El artículo 16 de ese real decreto decía en su punto segundo: “A todos los contratos que hayan de celebrarse por las entidades del sector público para atender las necesidades derivadas de la protección de las personas y otras medidas adoptadas por el Consejo de Ministros para hacer frente al COVID-19, les resultará de aplicación la tramitación de emergencia. En estos casos, si fuera necesario realizar abonos a cuenta por actuaciones preparatorias a realizar por el contratista, no será de aplicación lo dispuesto respecto a las garantías en la mencionada Ley 9/2017”.

El punto tercero establecía: “El libramiento de los fondos necesarios para hacer frente a los gastos que genere la adopción de medidas para la protección de la salud de las personas frente al COVID-19 podrá realizarse a justificar”.

El cuarto iba aún más lejos: “Cuando fuera imprescindible de acuerdo con la situación del mercado y el tráfico comercial del Estado en el que la contratación se lleve a cabo, podrán realizarse la totalidad o parte de los pagos con anterioridad a la realización de la prestación por el contratista, en la forma prevista en el apartado 2. El riesgo de quebranto que pudiera derivarse de estas operaciones será asumido por el presupuesto del Estado”. 

Todo eso lo aprobó el Gobierno, lo admitió la sociedad como un mal menor y lo ratificó después el Congreso de los Diputados. Mientras contenía la respiración, un país entero que lloraba a familiares muertos por miles, muchas veces sin poder despedirse de ellos, asumió que había que traer el material como fuese, al precio que hubiera que pagar. Eso incluía poder contratar con todo el que tuviese acceso a material sanitario. 

Cuatro años después de aquello sabemos que el hermano de la presidenta de la Comunidad de Madrid aprovechó aquella falta de controles para cobrar una comisión de casi 300.000 euros por un pedido de mascarillas que el Gobierno regional encomendó a la empresa de un amigo de la infancia de Isabel Díaz Ayuso y de su familia. Los tribunales han determinado que todo fue legal porque precisamente por esa situación de emergencia se eliminaron los controles que impiden a los políticos contratar con familiares y amigos. El sobreprecio que pagaron los ciudadanos de Madrid por ese material fue del 200%. De ahí salió el dinero para las comisiones del hermano de Ayuso. 

Desde la semana pasada también sabemos que un asesor del ministro José Luis Ábalos, Koldo García, hoy imputado por un rosario de delitos, también se embolsó un dineral como comisionista por material que vendieron terceros al ministerio donde asesoraba y a otras administraciones.

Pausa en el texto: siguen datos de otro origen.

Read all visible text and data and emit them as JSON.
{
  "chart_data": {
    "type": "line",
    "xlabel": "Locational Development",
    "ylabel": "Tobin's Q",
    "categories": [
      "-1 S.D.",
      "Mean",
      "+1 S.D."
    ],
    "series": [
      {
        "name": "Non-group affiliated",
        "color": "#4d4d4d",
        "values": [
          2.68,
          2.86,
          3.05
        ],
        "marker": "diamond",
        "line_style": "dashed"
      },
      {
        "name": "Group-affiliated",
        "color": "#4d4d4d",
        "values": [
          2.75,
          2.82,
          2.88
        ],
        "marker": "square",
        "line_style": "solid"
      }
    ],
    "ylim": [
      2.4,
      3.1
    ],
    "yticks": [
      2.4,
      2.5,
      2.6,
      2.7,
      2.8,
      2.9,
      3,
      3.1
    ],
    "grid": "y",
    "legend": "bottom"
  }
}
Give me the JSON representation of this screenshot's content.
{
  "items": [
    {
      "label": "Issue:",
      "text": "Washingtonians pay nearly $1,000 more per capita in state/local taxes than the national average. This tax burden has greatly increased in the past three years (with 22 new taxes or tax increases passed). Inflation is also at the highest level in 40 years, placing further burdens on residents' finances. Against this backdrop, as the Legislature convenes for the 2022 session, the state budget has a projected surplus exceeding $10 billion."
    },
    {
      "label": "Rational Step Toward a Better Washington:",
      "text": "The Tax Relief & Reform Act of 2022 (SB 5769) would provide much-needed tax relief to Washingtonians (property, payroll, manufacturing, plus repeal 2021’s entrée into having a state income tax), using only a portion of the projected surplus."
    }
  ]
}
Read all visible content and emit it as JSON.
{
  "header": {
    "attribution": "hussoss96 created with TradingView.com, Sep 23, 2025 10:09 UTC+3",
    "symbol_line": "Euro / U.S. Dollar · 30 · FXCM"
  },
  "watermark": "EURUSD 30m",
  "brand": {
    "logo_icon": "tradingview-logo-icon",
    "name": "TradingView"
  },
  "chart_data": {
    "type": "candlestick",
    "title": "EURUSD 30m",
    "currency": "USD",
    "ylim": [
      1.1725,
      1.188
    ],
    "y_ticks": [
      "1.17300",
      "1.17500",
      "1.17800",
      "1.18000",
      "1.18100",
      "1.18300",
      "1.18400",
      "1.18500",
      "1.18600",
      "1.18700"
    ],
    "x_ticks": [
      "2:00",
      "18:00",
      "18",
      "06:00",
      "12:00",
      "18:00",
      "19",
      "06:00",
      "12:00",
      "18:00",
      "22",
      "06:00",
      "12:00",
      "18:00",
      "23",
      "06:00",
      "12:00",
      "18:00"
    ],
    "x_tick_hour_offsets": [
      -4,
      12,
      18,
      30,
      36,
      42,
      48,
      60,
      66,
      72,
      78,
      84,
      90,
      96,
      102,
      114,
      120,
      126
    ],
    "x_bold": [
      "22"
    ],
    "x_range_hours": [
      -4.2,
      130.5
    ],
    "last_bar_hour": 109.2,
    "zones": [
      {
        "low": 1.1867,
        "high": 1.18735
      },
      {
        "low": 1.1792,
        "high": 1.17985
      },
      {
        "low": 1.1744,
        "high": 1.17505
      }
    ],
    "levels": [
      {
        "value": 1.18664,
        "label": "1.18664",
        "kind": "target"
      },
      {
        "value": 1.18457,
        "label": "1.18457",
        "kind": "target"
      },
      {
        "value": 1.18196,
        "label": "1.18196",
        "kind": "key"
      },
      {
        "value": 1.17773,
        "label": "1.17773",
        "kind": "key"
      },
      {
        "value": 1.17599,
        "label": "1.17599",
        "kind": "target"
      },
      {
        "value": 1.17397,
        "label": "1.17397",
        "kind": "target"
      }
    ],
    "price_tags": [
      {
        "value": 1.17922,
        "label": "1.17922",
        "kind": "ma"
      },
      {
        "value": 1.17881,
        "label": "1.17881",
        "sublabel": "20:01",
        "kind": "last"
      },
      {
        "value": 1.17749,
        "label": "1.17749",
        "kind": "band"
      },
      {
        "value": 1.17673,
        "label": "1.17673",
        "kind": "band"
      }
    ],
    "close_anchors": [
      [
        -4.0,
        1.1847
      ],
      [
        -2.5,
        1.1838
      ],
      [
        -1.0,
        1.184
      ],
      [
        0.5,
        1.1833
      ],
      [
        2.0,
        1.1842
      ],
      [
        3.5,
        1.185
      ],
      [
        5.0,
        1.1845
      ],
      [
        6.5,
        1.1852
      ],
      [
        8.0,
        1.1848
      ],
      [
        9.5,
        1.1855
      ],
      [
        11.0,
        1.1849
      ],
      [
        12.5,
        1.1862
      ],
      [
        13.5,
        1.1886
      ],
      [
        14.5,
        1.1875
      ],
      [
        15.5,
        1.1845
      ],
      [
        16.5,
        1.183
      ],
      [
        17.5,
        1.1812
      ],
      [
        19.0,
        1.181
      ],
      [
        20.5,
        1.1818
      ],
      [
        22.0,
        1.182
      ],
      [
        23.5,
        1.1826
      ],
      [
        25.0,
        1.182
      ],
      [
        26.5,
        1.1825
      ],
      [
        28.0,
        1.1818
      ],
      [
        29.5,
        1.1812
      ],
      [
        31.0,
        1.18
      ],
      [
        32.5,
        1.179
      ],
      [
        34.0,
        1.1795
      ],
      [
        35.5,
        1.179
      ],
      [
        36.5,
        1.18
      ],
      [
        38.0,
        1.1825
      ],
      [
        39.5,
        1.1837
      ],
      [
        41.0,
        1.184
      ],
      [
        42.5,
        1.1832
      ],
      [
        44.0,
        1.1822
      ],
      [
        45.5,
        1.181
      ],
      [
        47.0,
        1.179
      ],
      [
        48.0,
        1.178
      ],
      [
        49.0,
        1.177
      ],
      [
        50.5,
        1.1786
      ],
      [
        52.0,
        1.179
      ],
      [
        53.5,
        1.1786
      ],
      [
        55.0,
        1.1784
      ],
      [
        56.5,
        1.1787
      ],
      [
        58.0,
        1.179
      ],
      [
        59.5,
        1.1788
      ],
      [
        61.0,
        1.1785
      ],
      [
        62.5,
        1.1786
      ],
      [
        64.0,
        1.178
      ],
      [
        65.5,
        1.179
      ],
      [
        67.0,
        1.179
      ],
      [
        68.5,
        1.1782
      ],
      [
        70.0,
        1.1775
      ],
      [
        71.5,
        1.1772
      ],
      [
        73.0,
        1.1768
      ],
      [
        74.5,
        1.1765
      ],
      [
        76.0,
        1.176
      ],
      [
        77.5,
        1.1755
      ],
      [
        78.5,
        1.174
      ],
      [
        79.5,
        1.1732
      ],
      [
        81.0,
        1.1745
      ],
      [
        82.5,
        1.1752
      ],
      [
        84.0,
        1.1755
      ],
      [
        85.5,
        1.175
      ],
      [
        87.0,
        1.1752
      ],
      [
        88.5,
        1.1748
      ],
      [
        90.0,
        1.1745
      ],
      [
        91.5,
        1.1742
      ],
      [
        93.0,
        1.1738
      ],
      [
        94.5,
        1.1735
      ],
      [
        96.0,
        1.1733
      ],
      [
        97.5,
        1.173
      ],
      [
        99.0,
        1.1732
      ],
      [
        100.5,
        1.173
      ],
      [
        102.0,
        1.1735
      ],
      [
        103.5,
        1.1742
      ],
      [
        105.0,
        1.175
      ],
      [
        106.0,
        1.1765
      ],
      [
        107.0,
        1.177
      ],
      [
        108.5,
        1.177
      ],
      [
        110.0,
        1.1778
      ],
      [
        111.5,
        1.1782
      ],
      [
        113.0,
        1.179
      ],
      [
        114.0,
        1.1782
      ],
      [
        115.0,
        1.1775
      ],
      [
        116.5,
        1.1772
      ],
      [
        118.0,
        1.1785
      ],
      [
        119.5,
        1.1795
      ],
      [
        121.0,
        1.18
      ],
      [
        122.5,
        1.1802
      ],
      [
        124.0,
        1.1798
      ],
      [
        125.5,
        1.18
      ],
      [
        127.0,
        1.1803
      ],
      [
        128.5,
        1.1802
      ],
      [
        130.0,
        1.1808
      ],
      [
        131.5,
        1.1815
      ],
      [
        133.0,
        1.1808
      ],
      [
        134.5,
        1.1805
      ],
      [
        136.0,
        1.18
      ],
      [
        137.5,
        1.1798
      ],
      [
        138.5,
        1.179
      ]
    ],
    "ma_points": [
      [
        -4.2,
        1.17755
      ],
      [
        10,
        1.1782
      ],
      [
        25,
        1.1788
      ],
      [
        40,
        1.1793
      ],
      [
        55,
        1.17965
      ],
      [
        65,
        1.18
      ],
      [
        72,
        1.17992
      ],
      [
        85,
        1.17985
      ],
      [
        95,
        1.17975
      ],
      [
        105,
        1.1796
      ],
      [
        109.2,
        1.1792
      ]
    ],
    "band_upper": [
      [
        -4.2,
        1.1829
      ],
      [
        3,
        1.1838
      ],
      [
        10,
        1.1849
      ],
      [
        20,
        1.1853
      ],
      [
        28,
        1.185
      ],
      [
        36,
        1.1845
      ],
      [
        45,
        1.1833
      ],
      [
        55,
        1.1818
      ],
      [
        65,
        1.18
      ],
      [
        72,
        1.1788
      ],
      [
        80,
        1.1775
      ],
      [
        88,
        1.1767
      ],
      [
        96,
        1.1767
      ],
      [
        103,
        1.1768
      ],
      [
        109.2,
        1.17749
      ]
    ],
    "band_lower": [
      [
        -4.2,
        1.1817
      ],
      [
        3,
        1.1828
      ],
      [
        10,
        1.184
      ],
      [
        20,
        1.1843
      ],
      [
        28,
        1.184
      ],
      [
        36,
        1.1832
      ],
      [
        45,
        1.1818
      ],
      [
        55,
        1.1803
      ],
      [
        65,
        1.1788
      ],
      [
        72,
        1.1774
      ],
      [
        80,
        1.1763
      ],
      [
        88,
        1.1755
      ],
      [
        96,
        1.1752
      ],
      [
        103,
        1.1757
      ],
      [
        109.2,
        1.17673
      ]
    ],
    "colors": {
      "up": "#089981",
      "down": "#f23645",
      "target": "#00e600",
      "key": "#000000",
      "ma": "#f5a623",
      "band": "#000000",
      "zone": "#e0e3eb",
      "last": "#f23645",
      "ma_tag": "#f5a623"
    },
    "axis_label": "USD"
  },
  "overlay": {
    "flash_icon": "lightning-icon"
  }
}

A diferencia del hermano de Ayuso, que pidió factura de todo y se las presentó a la Fiscalía alegando que solo era un comisionista más, todo legal; a Koldo García se le acusa de cobrar el dinero en negro y de invertirlo en pisos. A diferencia del hermano de la presidenta, él estaba a sueldo de la Administración y no podía facturarle a los proveedores de la administración.

Ábalos y Ayuso han repetido que no sabían nada, ni de las comisiones del asesor ni de las del hermano. 

Más allá de la camiseta del partido con la que se quiera afrontar el debate sobre las dimisiones y una vez que ambos casos han roto el contrato social que permitió gestionar la crisis del coronavirus, la pregunta que puede hacerse la sociedad es si en la siguiente pandemia –ojalá no la haya y no se tengan que relajar de nuevo los controles de contratación– deben ser Ayuso y Ábalos los que sigan ahí con sus parientes y asesores de comisionistas.